Since this Reality Check is basically a theater review (it was theater we were looking at, after all) let's start with the sets. The podium is always the focal point for TV coverage of any convention, and the Democrats built a monstrosity that looks like the waiting room for a third-rate commuter airline. Cameramen, messenger boys and various political operatives are constantly moving around aimlessly as speakers lay claim to various party achievements, leaving the viewer at home to wonder if he hasn't mistakenly tuned into an airport security camera in some medium-sized town.
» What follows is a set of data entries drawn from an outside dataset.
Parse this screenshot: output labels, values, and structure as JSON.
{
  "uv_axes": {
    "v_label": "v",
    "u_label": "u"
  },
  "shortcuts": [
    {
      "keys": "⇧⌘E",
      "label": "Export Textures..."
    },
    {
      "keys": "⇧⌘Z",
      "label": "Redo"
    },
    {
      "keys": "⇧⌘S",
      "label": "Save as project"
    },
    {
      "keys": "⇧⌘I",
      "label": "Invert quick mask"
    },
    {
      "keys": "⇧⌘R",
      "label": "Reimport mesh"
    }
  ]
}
Then, the convention's production geniuses obviously failed to send a flash to the White House cueing them in on the pastels being used to decorate this junky set. That was clear when Hillary Clinton walked to center stage, in a powder blue outfit which almost exactly matched the background colors. She blended in from the neck down.
The Powers That Be in Los Angeles, in a display of over-producing, were not content to let the president, who spoke after his wife, make the traditional grand entrance onto the platform. Having seen too many episodes of Big Brother, they decided on a low angle, Steady-Cam shot of him walking down a series of long, nondescript slimy green corridors leading to the convention floor. Was this a Fellini-esque touch designed to show us the Great Man Alone, striding confidently into history? Do they really think we don't know that an entourage of speech writers, military aides, secret service agents, assorted aides and coat-holders wasn't just outside of the camera's eye? Who are they kidding. And why?
The ridiculously low camera angle and the focal length of the lens being used for this corridor shot combined to make Mr. Clinton look incredibly thin, almost gawky, as he conducted this pointless hallway ramble. I wonder if anyone on the White House staff raised the point that one needs to be particularly careful in connecting this President with hallway images.
Perhaps, as the Democrats' first two-term president since FDR, the president had demanded that the party provide him with a "Thin Cam" to knock off 30 pounds and make him feel better about all that jogging.
But the real bonehead production error of the night was not the set or the camerawork. On a night when there was almost nothing going on at the convention, the Democrats, knowing that no one does a better job of answering Republican attacks than Mr. Clinton, contrived to get the President on at 10:55 p.m. Eastern Time, just as prime time was ending in the ey time zone where about 228 electoral votes are at stake. This was not quite as large a blunder as the 1972 Democratic convention, where they failed to get the nominee's acceptance speech on until 2 a.m., but it's still a timing error that can cost votes among undecideds.
The First Lady, speaking just ahead of the President, delivered what can only be called a routine, unexciting political speech plumping for her election to the Senate in New York. For one who has delivered many speeches in many venues, she still seems to lack the ability to lift an audience with her rhetoric. She would have been better served here with less partisan, less self-serving remarks.
Mr. Clinton, on the other hand, was at the top of his game. Had there been any doubt before, we know why the Gore apparachiks were so determined to have him speak early and get out of town. They wanted as much distance as possible to minimize potentially invidious comparisons. It should be noted that if Mr. Clinton were a Republican, the Bush people would have been equally anxious to remove him from the Philadelphia landscape swiftly.
Since World War II and FDR's unprecedented four terms, the country has really had only two Presidents who were great platform performers, able to move a crowd with humor, emotion and occasional eloquence. Both of them were two-term Presidents, and both were in California last night, messrs. Clinton and Reagan.
When you think about it, last night was something of a milestone for the incumbent. We'll undoubtedly see that thumb jab skyward, that famous pointing forefinger ("I want you to listen to me .I did not have sex "), that lip biting and little boy's smile again many times over the next five months. But chances are last night was the last time most people will give undivided attention to a leader moving inexorably into the past tense.